Freedom Caucus Chairman Mark Meadows (R-N.C.) and RSC Chairman Mark Walker (R-N.C.) in recent weeks came out against the GOP plan to replace Obamacare tax subsides with advanceable refundable health care tax credits. They preferred a tax deduction that would not allow those who don’t pay taxes to receive a check in the mail, calling such “advanceable” credits a “new entitlement.” At the crux of their concern about the draft was the price tag, which they worried would increase the deficit.
House GOP leadership is hoping the income cap on the credits will assuage their concern.
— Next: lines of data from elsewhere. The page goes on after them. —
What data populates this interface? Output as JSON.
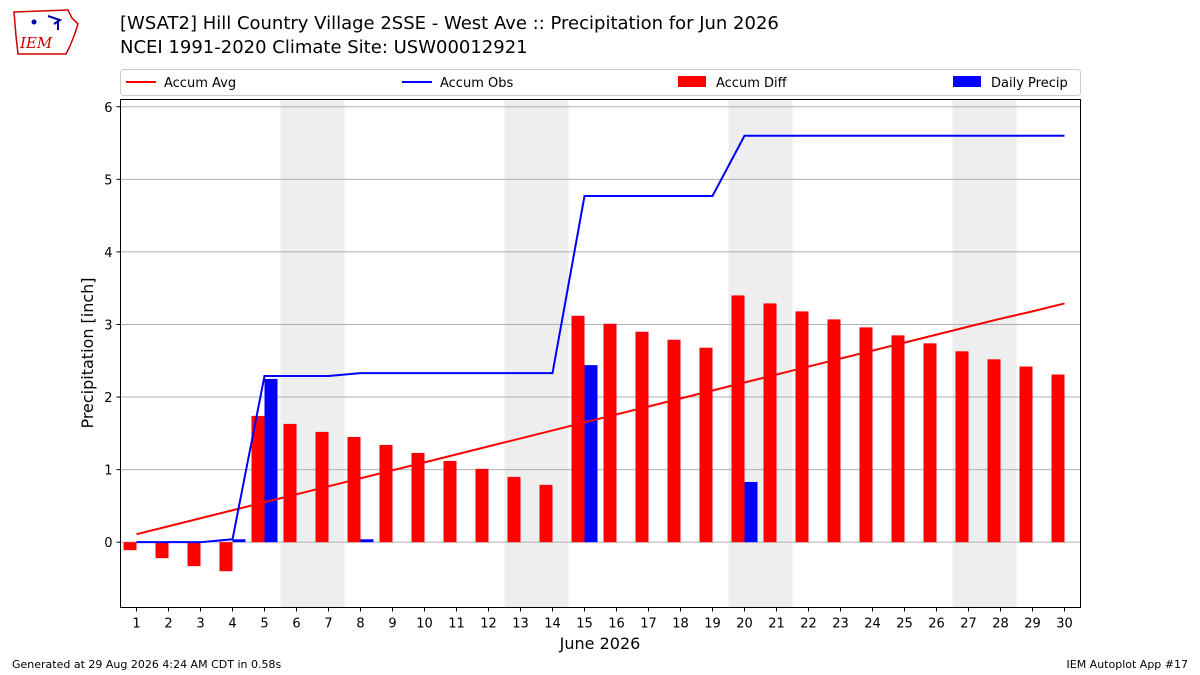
{
  "header": {
    "title_line1": "[WSAT2] Hill Country Village 2SSE - West Ave :: Precipitation for Jun 2026",
    "title_line2": "NCEI 1991-2020 Climate Site: USW00012921"
  },
  "logo": {
    "text": "IEM",
    "color": "#cc0000"
  },
  "footer": {
    "generated": "Generated at 29 Aug 2026 4:24 AM CDT in 0.58s",
    "app": "IEM Autoplot App #17"
  },
  "chart_data": {
    "type": "bar",
    "xlabel": "June 2026",
    "ylabel": "Precipitation [inch]",
    "ylim": [
      -0.9,
      6.1
    ],
    "yticks": [
      0,
      1,
      2,
      3,
      4,
      5,
      6
    ],
    "days": [
      1,
      2,
      3,
      4,
      5,
      6,
      7,
      8,
      9,
      10,
      11,
      12,
      13,
      14,
      15,
      16,
      17,
      18,
      19,
      20,
      21,
      22,
      23,
      24,
      25,
      26,
      27,
      28,
      29,
      30
    ],
    "weekend_days": [
      6,
      7,
      13,
      14,
      20,
      21,
      27,
      28
    ],
    "grid": true,
    "legend_position": "top",
    "series": [
      {
        "name": "Accum Avg",
        "kind": "line",
        "color": "#ff0000",
        "values": [
          0.11,
          0.22,
          0.33,
          0.44,
          0.55,
          0.66,
          0.77,
          0.88,
          0.99,
          1.1,
          1.21,
          1.32,
          1.43,
          1.54,
          1.65,
          1.76,
          1.87,
          1.98,
          2.09,
          2.2,
          2.31,
          2.42,
          2.53,
          2.64,
          2.75,
          2.86,
          2.97,
          3.08,
          3.18,
          3.29
        ]
      },
      {
        "name": "Accum Obs",
        "kind": "line",
        "color": "#0000ff",
        "values": [
          0.0,
          0.0,
          0.0,
          0.04,
          2.29,
          2.29,
          2.29,
          2.33,
          2.33,
          2.33,
          2.33,
          2.33,
          2.33,
          2.33,
          4.77,
          4.77,
          4.77,
          4.77,
          4.77,
          5.6,
          5.6,
          5.6,
          5.6,
          5.6,
          5.6,
          5.6,
          5.6,
          5.6,
          5.6,
          5.6
        ]
      },
      {
        "name": "Accum Diff",
        "kind": "bar",
        "color": "#ff0000",
        "values": [
          -0.11,
          -0.22,
          -0.33,
          -0.4,
          1.74,
          1.63,
          1.52,
          1.45,
          1.34,
          1.23,
          1.12,
          1.01,
          0.9,
          0.79,
          3.12,
          3.01,
          2.9,
          2.79,
          2.68,
          3.4,
          3.29,
          3.18,
          3.07,
          2.96,
          2.85,
          2.74,
          2.63,
          2.52,
          2.42,
          2.31
        ]
      },
      {
        "name": "Daily Precip",
        "kind": "bar",
        "color": "#0000ff",
        "values": [
          0,
          0,
          0,
          0.04,
          2.25,
          0,
          0,
          0.04,
          0,
          0,
          0,
          0,
          0,
          0,
          2.44,
          0,
          0,
          0,
          0,
          0.83,
          0,
          0,
          0,
          0,
          0,
          0,
          0,
          0,
          0,
          0
        ]
      }
    ]
  }
}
The change to the tax credits does not necessarily ensure conservative opposition to the House plan will evaporate.
There was no deal struck between Hill or White House leaders and concerned conservatives in the House Freedom Caucus or the Republican Study Committee. But two conservative sources told POLITICO the right is pleased with the latest changes.
Still, just minutes after Republicans released the plan, libertarian-leaning Rep. Justin Amash panned it on Twitter as “Obamacare 2.0.”
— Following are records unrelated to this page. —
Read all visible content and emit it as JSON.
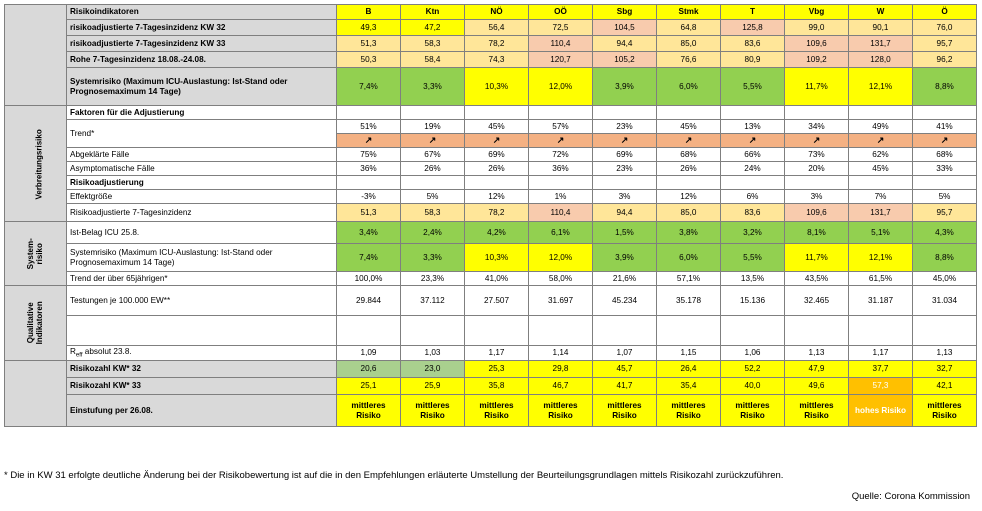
{
  "header_label": "Risikoindikatoren",
  "regions": [
    "B",
    "Ktn",
    "NÖ",
    "OÖ",
    "Sbg",
    "Stmk",
    "T",
    "Vbg",
    "W",
    "Ö"
  ],
  "top": [
    {
      "label": "risikoadjustierte 7-Tagesinzidenz KW 32",
      "values": [
        "49,3",
        "47,2",
        "56,4",
        "72,5",
        "104,5",
        "64,8",
        "125,8",
        "99,0",
        "90,1",
        "76,0"
      ]
    },
    {
      "label": "risikoadjustierte 7-Tagesinzidenz KW 33",
      "values": [
        "51,3",
        "58,3",
        "78,2",
        "110,4",
        "94,4",
        "85,0",
        "83,6",
        "109,6",
        "131,7",
        "95,7"
      ]
    },
    {
      "label": "Rohe 7-Tagesinzidenz 18.08.-24.08.",
      "values": [
        "50,3",
        "58,4",
        "74,3",
        "120,7",
        "105,2",
        "76,6",
        "80,9",
        "109,2",
        "128,0",
        "96,2"
      ]
    },
    {
      "label": "Systemrisiko (Maximum ICU-Auslastung: Ist-Stand oder Prognosemaximum 14 Tage)",
      "values": [
        "7,4%",
        "3,3%",
        "10,3%",
        "12,0%",
        "3,9%",
        "6,0%",
        "5,5%",
        "11,7%",
        "12,1%",
        "8,8%"
      ]
    }
  ],
  "verbreitung": {
    "side_label": "Verbreitungsrisiko",
    "section1": "Faktoren für die Adjustierung",
    "trend_label": "Trend*",
    "trend_values": [
      "51%",
      "19%",
      "45%",
      "57%",
      "23%",
      "45%",
      "13%",
      "34%",
      "49%",
      "41%"
    ],
    "trend_arrow": "↗",
    "abgeklaert_label": "Abgeklärte Fälle",
    "abgeklaert": [
      "75%",
      "67%",
      "69%",
      "72%",
      "69%",
      "68%",
      "66%",
      "73%",
      "62%",
      "68%"
    ],
    "asym_label": "Asymptomatische Fälle",
    "asym": [
      "36%",
      "26%",
      "26%",
      "36%",
      "23%",
      "26%",
      "24%",
      "20%",
      "45%",
      "33%"
    ],
    "section2": "Risikoadjustierung",
    "effekt_label": "Effektgröße",
    "effekt": [
      "-3%",
      "5%",
      "12%",
      "1%",
      "3%",
      "12%",
      "6%",
      "3%",
      "7%",
      "5%"
    ],
    "radj_label": "Risikoadjustierte 7-Tagesinzidenz",
    "radj": [
      "51,3",
      "58,3",
      "78,2",
      "110,4",
      "94,4",
      "85,0",
      "83,6",
      "109,6",
      "131,7",
      "95,7"
    ]
  },
  "system": {
    "side_label_1": "System-",
    "side_label_2": "risiko",
    "icu_label": "Ist-Belag ICU 25.8.",
    "icu": [
      "3,4%",
      "2,4%",
      "4,2%",
      "6,1%",
      "1,5%",
      "3,8%",
      "3,2%",
      "8,1%",
      "5,1%",
      "4,3%"
    ],
    "sysrisk_label": "Systemrisiko (Maximum ICU-Auslastung: Ist-Stand oder Prognosemaximum 14 Tage)",
    "sysrisk": [
      "7,4%",
      "3,3%",
      "10,3%",
      "12,0%",
      "3,9%",
      "6,0%",
      "5,5%",
      "11,7%",
      "12,1%",
      "8,8%"
    ],
    "trend65_label": "Trend der über 65jährigen*",
    "trend65": [
      "100,0%",
      "23,3%",
      "41,0%",
      "58,0%",
      "21,6%",
      "57,1%",
      "13,5%",
      "43,5%",
      "61,5%",
      "45,0%"
    ]
  },
  "qual": {
    "side_label_1": "Qualitative",
    "side_label_2": "Indikatoren",
    "test_label": "Testungen je 100.000 EW**",
    "tests": [
      "29.844",
      "37.112",
      "27.507",
      "31.697",
      "45.234",
      "35.178",
      "15.136",
      "32.465",
      "31.187",
      "31.034"
    ],
    "reff_label_r": "R",
    "reff_label_sub": "eff",
    "reff_label_rest": " absolut 23.8.",
    "reff": [
      "1,09",
      "1,03",
      "1,17",
      "1,14",
      "1,07",
      "1,15",
      "1,06",
      "1,13",
      "1,17",
      "1,13"
    ]
  },
  "bottom": {
    "rz32_label": "Risikozahl KW* 32",
    "rz32": [
      "20,6",
      "23,0",
      "25,3",
      "29,8",
      "45,7",
      "26,4",
      "52,2",
      "47,9",
      "37,7",
      "32,7"
    ],
    "rz33_label": "Risikozahl KW* 33",
    "rz33": [
      "25,1",
      "25,9",
      "35,8",
      "46,7",
      "41,7",
      "35,4",
      "40,0",
      "49,6",
      "57,3",
      "42,1"
    ],
    "einst_label": "Einstufung per 26.08.",
    "einst": [
      "mittleres Risiko",
      "mittleres Risiko",
      "mittleres Risiko",
      "mittleres Risiko",
      "mittleres Risiko",
      "mittleres Risiko",
      "mittleres Risiko",
      "mittleres Risiko",
      "hohes Risiko",
      "mittleres Risiko"
    ]
  },
  "footnote": "* Die in KW 31 erfolgte deutliche Änderung bei der Risikobewertung ist auf die in den Empfehlungen erläuterte Umstellung der Beurteilungsgrundlagen mittels Risikozahl zurückzuführen.",
  "source": "Quelle: Corona Kommission",
  "colors": {
    "top_rows": [
      [
        "c-y",
        "c-y",
        "c-o",
        "c-o",
        "c-p",
        "c-o",
        "c-p",
        "c-o",
        "c-o",
        "c-o"
      ],
      [
        "c-o",
        "c-o",
        "c-o",
        "c-p",
        "c-o",
        "c-o",
        "c-o",
        "c-p",
        "c-p",
        "c-o"
      ],
      [
        "c-o",
        "c-o",
        "c-o",
        "c-p",
        "c-p",
        "c-o",
        "c-o",
        "c-p",
        "c-p",
        "c-o"
      ],
      [
        "c-g",
        "c-g",
        "c-y",
        "c-y",
        "c-g",
        "c-g",
        "c-g",
        "c-y",
        "c-y",
        "c-g"
      ]
    ],
    "radj": [
      "c-o",
      "c-o",
      "c-o",
      "c-p",
      "c-o",
      "c-o",
      "c-o",
      "c-p",
      "c-p",
      "c-o"
    ],
    "icu": [
      "c-g",
      "c-g",
      "c-g",
      "c-g",
      "c-g",
      "c-g",
      "c-g",
      "c-g",
      "c-g",
      "c-g"
    ],
    "sysrisk": [
      "c-g",
      "c-g",
      "c-y",
      "c-y",
      "c-g",
      "c-g",
      "c-g",
      "c-y",
      "c-y",
      "c-g"
    ],
    "rz32": [
      "c-dg",
      "c-dg",
      "c-y",
      "c-y",
      "c-y",
      "c-y",
      "c-y",
      "c-y",
      "c-y",
      "c-y"
    ],
    "rz33": [
      "c-y",
      "c-y",
      "c-y",
      "c-y",
      "c-y",
      "c-y",
      "c-y",
      "c-y",
      "c-or",
      "c-y"
    ],
    "einst": [
      "c-hdr",
      "c-hdr",
      "c-hdr",
      "c-hdr",
      "c-hdr",
      "c-hdr",
      "c-hdr",
      "c-hdr",
      "c-or",
      "c-hdr"
    ]
  }
}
At “first glance, we have concerns,” said Jon Meadows, spokesman for conservative group Freedom Works, which came out against an earlier draft of the House plan.
The current plan also delays repealing many of Obamacare’s taxes until 2018, a year later than previously proposed. That will make up for at least some of the revenue lost by getting rid of the cap on the exclusion for employer-sponsored plans.
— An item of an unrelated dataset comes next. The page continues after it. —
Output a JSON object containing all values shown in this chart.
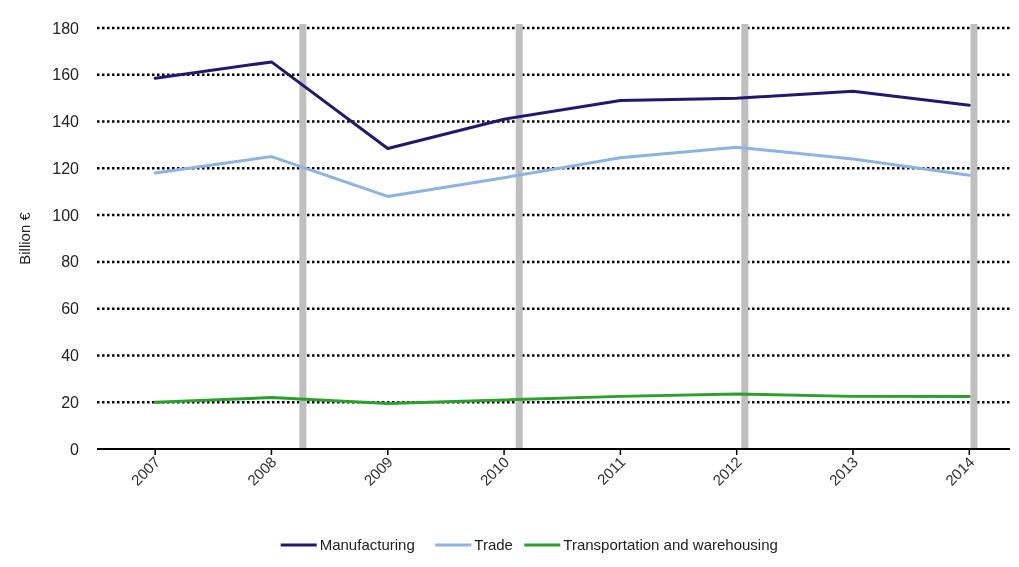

Conservatives are likely to loathe the proposed delay in the repeal of many of Obamacare’s tax increases. Among the taxes that will remain on the books for another year are those on prescription and over-the-counter drugs, health savings accounts and tanning services.
Club for Growth president David MacIntosh blasted the plan for keeping the Obamacare taxes for a year longer than before. He argued “getting rid of the exclusion cap, while delaying Obamacare tax repeals is the kind of gimmickry that Democrats used when they were trying to pass it in the first place.”
“There should be no delay in repealing Obamacare taxes,” he said in a statement to POLITICO. “They should be repealed immediately.”
Democrats blasted the GOP bill, saying it would cut Americans off from coverage and would do more to prevent lottery winners from getting Medicaid than enact meaningful health reforms.
Republicans are facing a time crunch to provide insurers with some assurance about what the Obamacare marketplaces are going to look like next year. Health plans are already well into the process of making decisions about prices and products for 2018. If there’s a mass exodus of insurers, the marketplaces could completely collapse, leaving millions of Americans with no access to coverage. That’s a big reason why Republicans are pushing to get the bills through both chambers before they leave town on April 7 for the Easter recess.
“The more we prescribe from here the harder it is to have good policy by Easter,” said Sen. Bill Cassidy (R-La.), who told reporters he learned more about the bill from media reports than from his colleagues in the House.
House Republican sources and a senior administration official said the White House would be putting out a statement in support of the bill. But the administration source added that the statement would intentionally leave some “wiggle room” for negotiations.
“We know this will take some time and we want to give some people room and time to come around to it,” this source said.
Josh Dawsey and Adam Cancryn contributed to this report.